The USA is the top selling country and has the most customers. I find that Canada's second place result is interesting. Canada has 1/10th the population of the USA, but it's sales are a little bit more than half of the USA's. It would be worthwile to study why Canada performs proportionalty better than the USA and then apply the strategy to the USA because both countries are pretty similar.

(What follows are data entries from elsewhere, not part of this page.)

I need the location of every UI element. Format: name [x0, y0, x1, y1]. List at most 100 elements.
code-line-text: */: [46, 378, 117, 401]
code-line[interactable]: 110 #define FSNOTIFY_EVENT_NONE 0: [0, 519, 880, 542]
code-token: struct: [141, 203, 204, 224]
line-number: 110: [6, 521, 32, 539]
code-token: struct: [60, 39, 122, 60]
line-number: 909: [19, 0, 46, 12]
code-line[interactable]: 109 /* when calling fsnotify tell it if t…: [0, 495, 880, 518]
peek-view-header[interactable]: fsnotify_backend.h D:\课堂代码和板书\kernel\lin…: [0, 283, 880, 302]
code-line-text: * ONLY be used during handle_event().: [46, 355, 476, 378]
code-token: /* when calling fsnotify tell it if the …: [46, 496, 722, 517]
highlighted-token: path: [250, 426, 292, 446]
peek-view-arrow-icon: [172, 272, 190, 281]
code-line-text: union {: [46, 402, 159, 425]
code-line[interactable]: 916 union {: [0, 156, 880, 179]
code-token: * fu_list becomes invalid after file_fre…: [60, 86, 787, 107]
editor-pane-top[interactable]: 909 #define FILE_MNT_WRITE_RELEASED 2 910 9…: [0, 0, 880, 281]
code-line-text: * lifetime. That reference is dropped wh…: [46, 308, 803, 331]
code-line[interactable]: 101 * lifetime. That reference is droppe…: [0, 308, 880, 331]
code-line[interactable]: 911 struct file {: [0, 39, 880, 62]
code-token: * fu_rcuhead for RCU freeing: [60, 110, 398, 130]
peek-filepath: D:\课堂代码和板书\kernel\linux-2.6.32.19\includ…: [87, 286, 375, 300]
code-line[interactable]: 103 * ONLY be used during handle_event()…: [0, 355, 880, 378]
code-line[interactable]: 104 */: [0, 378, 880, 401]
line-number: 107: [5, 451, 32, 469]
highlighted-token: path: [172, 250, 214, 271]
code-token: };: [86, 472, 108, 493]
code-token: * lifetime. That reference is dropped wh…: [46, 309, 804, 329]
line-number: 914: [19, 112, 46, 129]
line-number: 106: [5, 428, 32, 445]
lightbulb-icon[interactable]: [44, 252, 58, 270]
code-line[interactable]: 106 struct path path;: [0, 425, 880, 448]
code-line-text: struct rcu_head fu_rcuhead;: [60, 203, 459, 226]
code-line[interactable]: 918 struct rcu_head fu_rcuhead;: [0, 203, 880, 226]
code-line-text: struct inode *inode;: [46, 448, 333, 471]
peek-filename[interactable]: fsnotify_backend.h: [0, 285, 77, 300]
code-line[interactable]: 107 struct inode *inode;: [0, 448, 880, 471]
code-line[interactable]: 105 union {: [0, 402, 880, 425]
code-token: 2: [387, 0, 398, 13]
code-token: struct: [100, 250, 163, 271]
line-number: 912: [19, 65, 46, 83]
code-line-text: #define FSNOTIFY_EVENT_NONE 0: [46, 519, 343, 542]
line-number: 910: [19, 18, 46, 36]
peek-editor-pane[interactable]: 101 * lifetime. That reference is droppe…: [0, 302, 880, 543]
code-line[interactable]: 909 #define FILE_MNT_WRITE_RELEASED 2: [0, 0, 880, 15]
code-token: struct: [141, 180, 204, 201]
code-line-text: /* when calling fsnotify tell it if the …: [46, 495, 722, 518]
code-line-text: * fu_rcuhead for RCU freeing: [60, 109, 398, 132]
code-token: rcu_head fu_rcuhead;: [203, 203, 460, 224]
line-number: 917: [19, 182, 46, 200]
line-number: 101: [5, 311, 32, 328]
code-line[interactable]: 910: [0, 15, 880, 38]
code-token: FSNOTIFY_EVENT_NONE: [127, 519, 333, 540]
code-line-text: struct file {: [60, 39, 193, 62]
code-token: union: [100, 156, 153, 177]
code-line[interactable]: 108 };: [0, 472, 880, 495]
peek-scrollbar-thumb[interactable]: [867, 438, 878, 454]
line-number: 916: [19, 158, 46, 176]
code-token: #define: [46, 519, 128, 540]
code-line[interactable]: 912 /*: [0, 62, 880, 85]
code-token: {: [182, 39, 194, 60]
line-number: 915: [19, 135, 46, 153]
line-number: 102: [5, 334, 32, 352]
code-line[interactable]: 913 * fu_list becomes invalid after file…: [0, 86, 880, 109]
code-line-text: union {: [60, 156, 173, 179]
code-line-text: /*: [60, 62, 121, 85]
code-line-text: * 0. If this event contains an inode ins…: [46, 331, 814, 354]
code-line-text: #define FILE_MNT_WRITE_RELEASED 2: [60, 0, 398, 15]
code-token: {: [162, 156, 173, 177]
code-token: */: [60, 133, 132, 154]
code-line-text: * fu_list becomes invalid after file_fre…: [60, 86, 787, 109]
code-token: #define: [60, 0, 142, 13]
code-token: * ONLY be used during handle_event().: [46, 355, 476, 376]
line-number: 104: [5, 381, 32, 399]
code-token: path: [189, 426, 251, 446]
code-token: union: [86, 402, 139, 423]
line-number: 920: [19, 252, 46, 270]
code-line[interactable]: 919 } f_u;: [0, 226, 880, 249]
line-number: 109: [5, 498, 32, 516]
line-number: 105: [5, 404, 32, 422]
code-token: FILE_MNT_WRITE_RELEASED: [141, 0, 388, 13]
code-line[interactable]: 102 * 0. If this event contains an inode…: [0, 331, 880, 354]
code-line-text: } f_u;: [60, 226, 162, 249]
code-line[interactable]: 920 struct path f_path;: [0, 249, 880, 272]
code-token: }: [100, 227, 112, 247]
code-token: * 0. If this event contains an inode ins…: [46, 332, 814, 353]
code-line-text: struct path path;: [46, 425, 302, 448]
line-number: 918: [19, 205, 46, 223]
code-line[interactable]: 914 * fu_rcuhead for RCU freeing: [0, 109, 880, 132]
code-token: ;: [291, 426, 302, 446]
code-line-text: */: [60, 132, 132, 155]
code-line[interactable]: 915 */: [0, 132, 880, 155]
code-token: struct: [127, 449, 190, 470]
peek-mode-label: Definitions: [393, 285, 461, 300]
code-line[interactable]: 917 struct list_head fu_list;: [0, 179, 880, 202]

### Analyzing Full Album Sales

Finally, we want to compare if customers are buying full albums or just a few songs from each album (i.e. just the popular songs).

In [43]:
albums_vs_tracks = '''
WITH invoice_first_track AS
    (
     SELECT
         il.invoice_id invoice_id,
         MIN(il.track_id) first_track_id
     FROM invoice_line il
     GROUP BY 1
    )

SELECT
    album_purchase,
    COUNT(invoice_id) number_of_invoices,
    CAST(count(invoice_id) AS FLOAT) / (
                                         SELECT COUNT(*) FROM invoice
                                      ) percent
FROM
    (
    SELECT
        ifs.*,
        CASE
            WHEN
                 (
                  SELECT t.track_id FROM track t
                  WHERE t.album_id = (
                                      SELECT t2.album_id FROM track t2
                                      WHERE t2.track_id = ifs.first_track_id
                                     ) 

                  EXCEPT 

                  SELECT il2.track_id FROM invoice_line il2
                  WHERE il2.invoice_id = ifs.invoice_id
                 ) IS NULL
             AND
                 (
                  SELECT il2.track_id FROM invoice_line il2
                  WHERE il2.invoice_id = ifs.invoice_id

                  EXCEPT 

                  SELECT t.track_id FROM track t
                  WHERE t.album_id = (
                                      SELECT t2.album_id FROM track t2
                                      WHERE t2.track_id = ifs.first_track_id
                                     ) 
                 ) IS NULL
             THEN "yes"
             ELSE "no"
         END AS "album_purchase"
     FROM invoice_first_track ifs
    )
GROUP BY album_purchase;
'''

run_query(albums_vs_tracks)

Unnamed: 0,album_purchase,number_of_invoices,percent
0,no,500,0.814332
1,yes,114,0.185668


It looks like the most customers prefer to buy individual tracks from albums instead of the full album! We may be able to optimize costs by just purchasing the popular songs instead of full albums.